Ausstellung Hugo Ball: Fuga Saeculi
Ausstellung/dadasophisches Projekt vom 14.09.2007 – 29.02.2008
Vernissage 13.09.2007 um 23:00
cabaret voltaire Spiegelgasse 1, 8001 Zürich
Kuratiert von Adrian Notz
Programm von Bazon Brock, Adrian Notz und Thomas Zacharias.
Hugo Ball’s Krypta designed by Ludwig, Maisano, Maisano, Matter.
«Wie erlangt man die ewige Seligkeit? Indem man Dada sagt. Wie wird man berühmt? Indem man Dada sagt. Mit edlem Gestus und mit feinem Anstand. Bis zum Irrsinn, bis zur Bewusstlosigkeit.» [Hugo Ball, Eröffnungs-Manifest, 1. Dada Abend, Zürich, 14. Juli 1916]
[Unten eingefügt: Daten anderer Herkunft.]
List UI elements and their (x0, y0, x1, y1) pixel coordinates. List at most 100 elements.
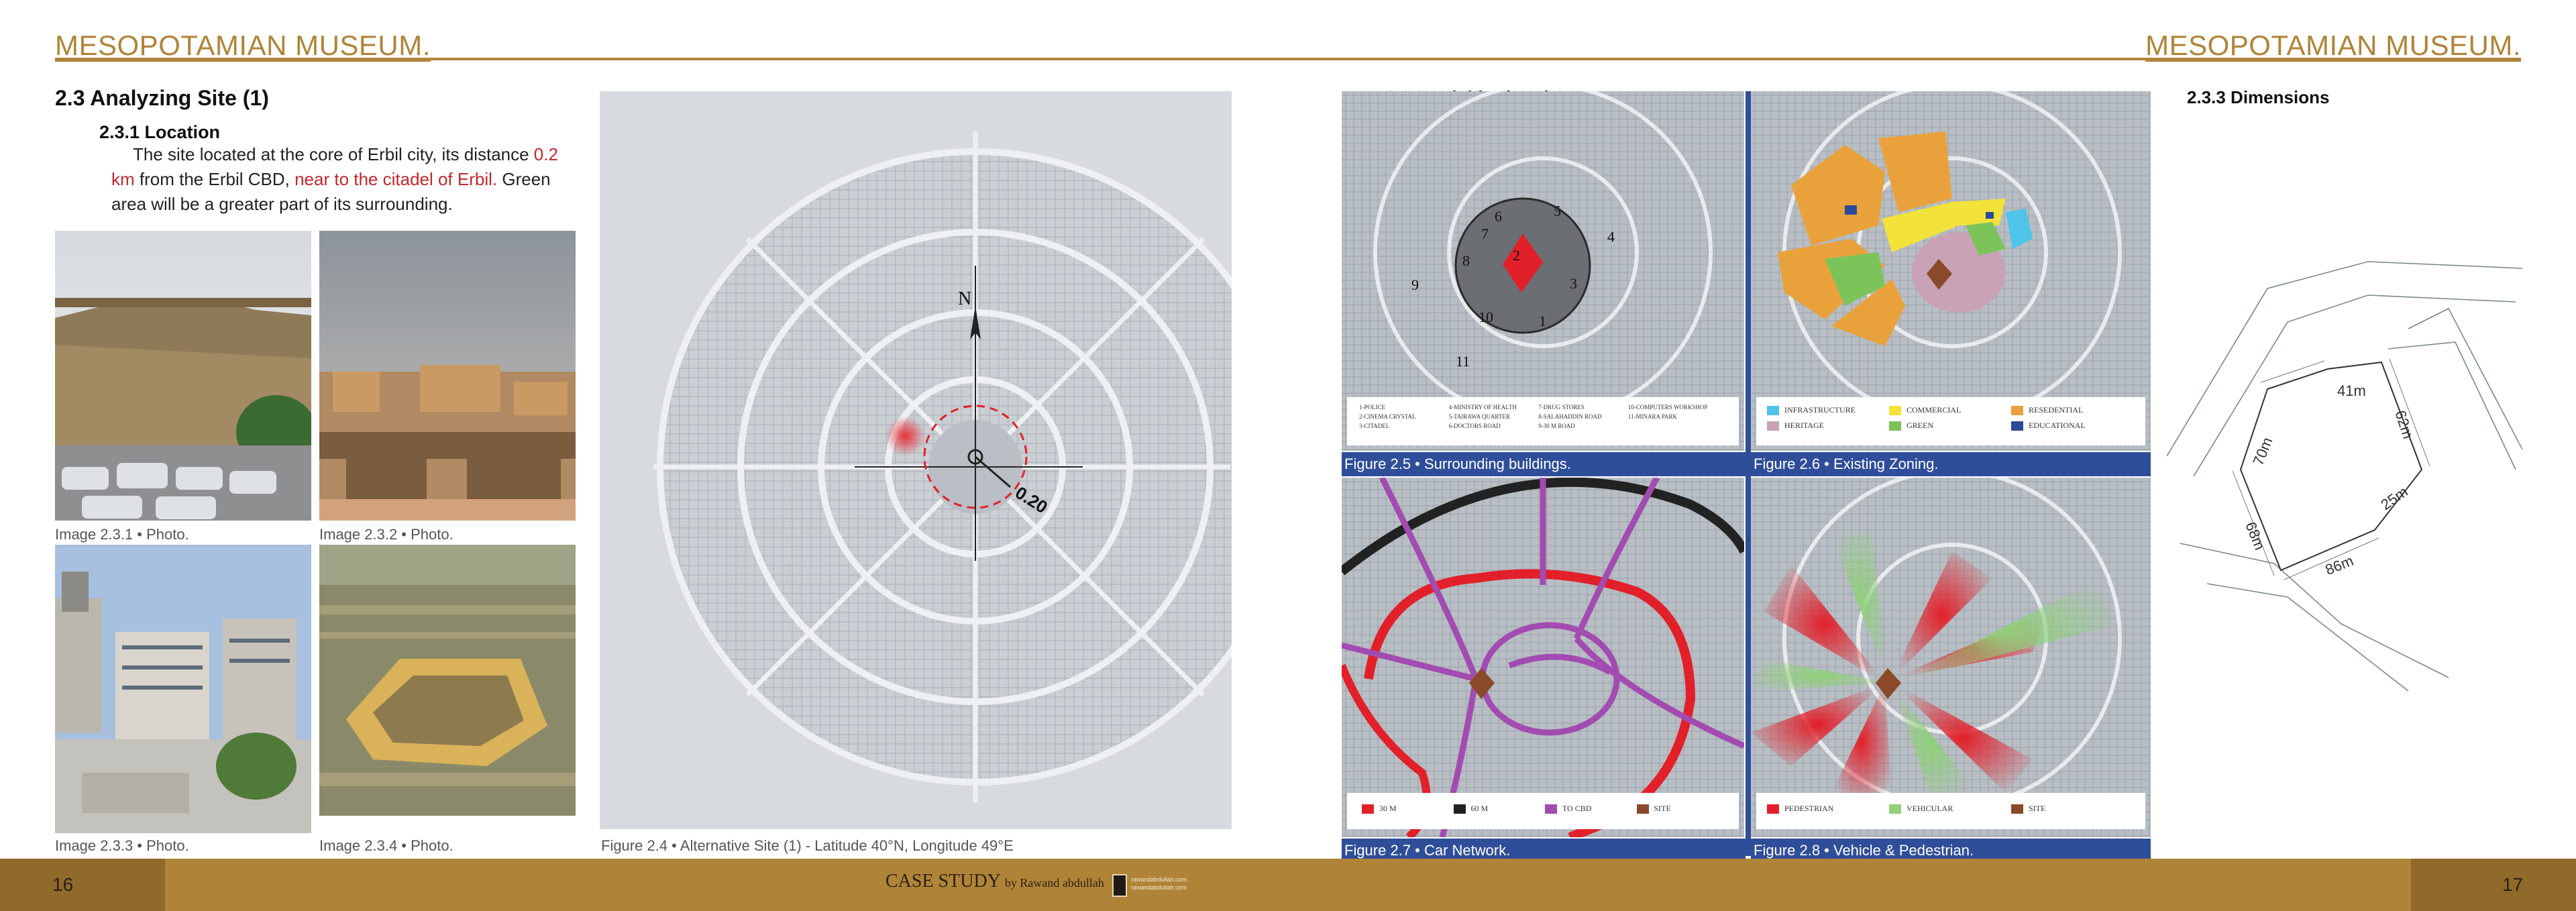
fig25-num-9: 9 (1411, 276, 1419, 293)
fig25-num-7: 7 (1481, 225, 1489, 242)
fig25-legend-item: 2-CINEMA CRYSTAL (1359, 413, 1416, 420)
fig25-legend-item: 1-POLICE (1359, 404, 1385, 411)
paragraph-highlight-citadel: near to the citadel of Erbil. (294, 169, 498, 189)
fig27-legend-swatch (1453, 804, 1466, 814)
location-paragraph: The site located at the core of Erbil ci… (111, 142, 581, 217)
section-title: 2.3 Analyzing Site (1) (55, 86, 269, 110)
photo-caption-3: Image 2.3.3 • Photo. (55, 837, 189, 854)
photo-citadel-parking (55, 231, 311, 521)
site-dimensions-drawing: 41m 62m 25m 86m 68m 70m (2167, 248, 2522, 704)
fig27-legend-swatch (1636, 804, 1649, 814)
dimension-label-41m: 41m (2337, 382, 2366, 399)
fig26-legend-swatch (2011, 421, 2023, 431)
site-location-map: N 0.20 (600, 91, 1232, 829)
footer-left-block (0, 859, 165, 911)
fig28-legend: PEDESTRIAN VEHICULAR SITE (1760, 796, 2140, 826)
photo-caption-4: Image 2.3.4 • Photo. (319, 837, 453, 854)
fig26-legend-label: INFRASTRUCTURE (1784, 405, 1856, 415)
fig26-legend-label: RESEDENTIAL (2029, 405, 2084, 415)
fig28-legend-item: VEHICULAR (1889, 804, 2011, 814)
fig26-legend-label: COMMERCIAL (1907, 405, 1962, 415)
fig28-legend-item: PEDESTRIAN (1767, 804, 1889, 814)
figure-existing-zoning: INFRASTRUCTURE COMMERCIAL RESEDENTIAL HERIT… (1751, 91, 2151, 451)
page-number-right: 17 (2502, 874, 2524, 895)
fig28-legend-label: SITE (2029, 804, 2046, 813)
fig25-num-6: 6 (1495, 208, 1502, 225)
footer-url-2[interactable]: rawandabdullah.com (1131, 883, 1187, 892)
fig27-legend: 30 M 60 M TO CBD SITE (1355, 796, 1735, 826)
photo-caption-2: Image 2.3.2 • Photo. (319, 526, 453, 543)
photo-city-buildings (55, 545, 311, 833)
header-rule (55, 58, 2521, 60)
fig26-caption: Figure 2.6 • Existing Zoning. (1751, 452, 2151, 476)
fig27-legend-label: 60 M (1470, 804, 1489, 813)
fig27-legend-swatch (1362, 804, 1374, 814)
fig25-num-5: 5 (1554, 203, 1561, 219)
fig25-legend-item: 5-TAIRAWA QUARTER (1448, 413, 1510, 420)
fig26-legend-swatch (1889, 405, 1901, 415)
subsection-title-location: 2.3.1 Location (99, 122, 221, 142)
fig25-legend-item: 8-SALAHADDIN ROAD (1538, 413, 1602, 420)
fig28-legend-swatch (1889, 804, 1901, 814)
fig25-legend-item: 11-MINARA PARK (1627, 413, 1677, 420)
fig26-legend-swatch (1767, 421, 1779, 431)
fig26-legend-item: HERITAGE (1767, 421, 1889, 431)
fig26-legend-label: HERITAGE (1784, 421, 1825, 430)
footer-case-study-label: CASE STUDY (885, 871, 1000, 892)
fig28-legend-swatch (1767, 804, 1779, 814)
fig25-legend-item: 10-COMPUTERS WORKSHOP (1627, 404, 1708, 411)
page-number-left: 16 (52, 874, 74, 895)
fig26-legend-item: RESEDENTIAL (2011, 405, 2133, 415)
fig27-legend-item: 60 M (1453, 804, 1546, 814)
fig26-legend-label: EDUCATIONAL (2029, 421, 2086, 430)
figure-divider (1746, 91, 1751, 856)
photo-citadel-aerial (319, 545, 576, 816)
author-logo-icon (1112, 874, 1127, 897)
fig25-num-11: 11 (1456, 353, 1470, 370)
header-right-title: MESOPOTAMIAN MUSEUM. (2145, 30, 2521, 61)
fig25-caption: Figure 2.5 • Surrounding buildings. (1342, 452, 1746, 476)
photo-erbil-skyline (319, 231, 576, 521)
footer-urls: rawandabdullah.com rawandabdullah.com (1131, 875, 1187, 892)
footer-url-1[interactable]: rawandabdullah.com (1131, 875, 1187, 883)
fig25-num-3: 3 (1570, 275, 1577, 292)
fig28-legend-swatch (2011, 804, 2023, 814)
fig25-legend-item: 6-DOCTORS ROAD (1448, 423, 1501, 429)
fig27-legend-swatch (1545, 804, 1557, 814)
header-left-title: MESOPOTAMIAN MUSEUM. (55, 30, 431, 61)
fig26-legend-item: GREEN (1889, 421, 2011, 431)
figure-car-network: 30 M 60 M TO CBD SITE (1342, 478, 1744, 837)
figure-vehicle-pedestrian: PEDESTRIAN VEHICULAR SITE (1751, 478, 2151, 837)
fig27-legend-label: 30 M (1379, 804, 1397, 813)
fig25-num-2: 2 (1513, 247, 1520, 264)
fig25-num-4: 4 (1607, 228, 1615, 245)
map-north-label: N (958, 288, 972, 309)
fig25-legend-item: 9-30 M ROAD (1538, 423, 1575, 429)
fig27-legend-label: SITE (1654, 804, 1671, 813)
photo-caption-1: Image 2.3.1 • Photo. (55, 526, 189, 543)
fig26-legend-swatch (1767, 405, 1779, 415)
fig26-legend-swatch (2011, 405, 2023, 415)
fig25-num-8: 8 (1462, 252, 1470, 269)
fig25-legend-item: 7-DRUG STORES (1538, 404, 1585, 411)
fig25-legend-item: 3-CITADEL (1359, 423, 1390, 429)
fig26-legend: INFRASTRUCTURE COMMERCIAL RESEDENTIAL HERIT… (1760, 401, 2140, 441)
site-map-caption: Figure 2.4 • Alternative Site (1) - Lati… (601, 837, 1014, 854)
footer-right-block (2411, 859, 2576, 911)
fig26-legend-item: EDUCATIONAL (2011, 421, 2133, 431)
fig26-legend-label: GREEN (1907, 421, 1933, 430)
fig27-legend-item: SITE (1636, 804, 1729, 814)
fig26-legend-item: INFRASTRUCTURE (1767, 405, 1889, 415)
fig28-legend-item: SITE (2011, 804, 2133, 814)
fig25-num-1: 1 (1539, 313, 1546, 329)
fig26-legend-item: COMMERCIAL (1889, 405, 2011, 415)
fig27-legend-item: 30 M (1362, 804, 1454, 814)
fig25-legend: 1-POLICE 4-MINISTRY OF HEALTH 7-DRUG STO… (1355, 401, 1735, 441)
dimensions-title: 2.3.3 Dimensions (2187, 87, 2330, 107)
fig26-legend-swatch (1889, 421, 1901, 431)
fig25-num-10: 10 (1479, 309, 1493, 325)
figure-surrounding-buildings: 2 1 3 4 5 6 7 8 9 10 11 1-POLICE 4-MINIS… (1342, 91, 1744, 451)
footer-byline: by Rawand abdullah (1004, 876, 1104, 890)
footer-case-study: CASE STUDY by Rawand abdullah (885, 871, 1104, 892)
paragraph-part-1: The site located at the core of Erbil ci… (133, 144, 534, 164)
Im Zentrum steht Hugo Balls Schlüsselwerk «Die Flucht aus der Zeit» (lat. fuga saeculi), in welchem seine ursprünglichsten Ideen für das Cabaret Voltaire und die mystisch religiösen Dimensionen von Dada sichtbar werden. Im Geiste des Asketen Ball entwickelt das Projekt «HUGO BALL: FUGA SAECULI» eine theoretische Auseinandersetzung mit dem Cabaret Voltaire und mit Dada, bevor es zu einem „Ismus“ und global als Marke verbreitet wurde. Auf diesem Weg zum Ursprung des Cabaret Voltaire und zu Dada führt Bazon Brock, ein Künstler ohne Werk.
Die kirchlich sakrale Ausstellung «HUGO BALL: FUGA SAECULI» präsentiert in der Hugo Ball Krypta Originaldokumente von Hugo Ball (adoratio), eine Kammer für das Werk «Die Flucht aus der Zeit» (devotio), und die Hugo-Ball-Fan-Booth (participio).
Zusätzlich werden - 50 Jahre nach Harald Szeemanns dreitägiger Hommage an Hugo Ball in der Kramgasse 6 zu Bern – seine Dokumente aus der Fabbrica in Maggia als Hommage an Harald Szeemann und seinen Enthusiasmus für Hugo Ball im Cabaret Voltaire in Zürich re-präsentiert. Ab dem 18. November 2007 wird Johannes Gees Hugo Balls Krypta mit einer sublimen Installation bespielen.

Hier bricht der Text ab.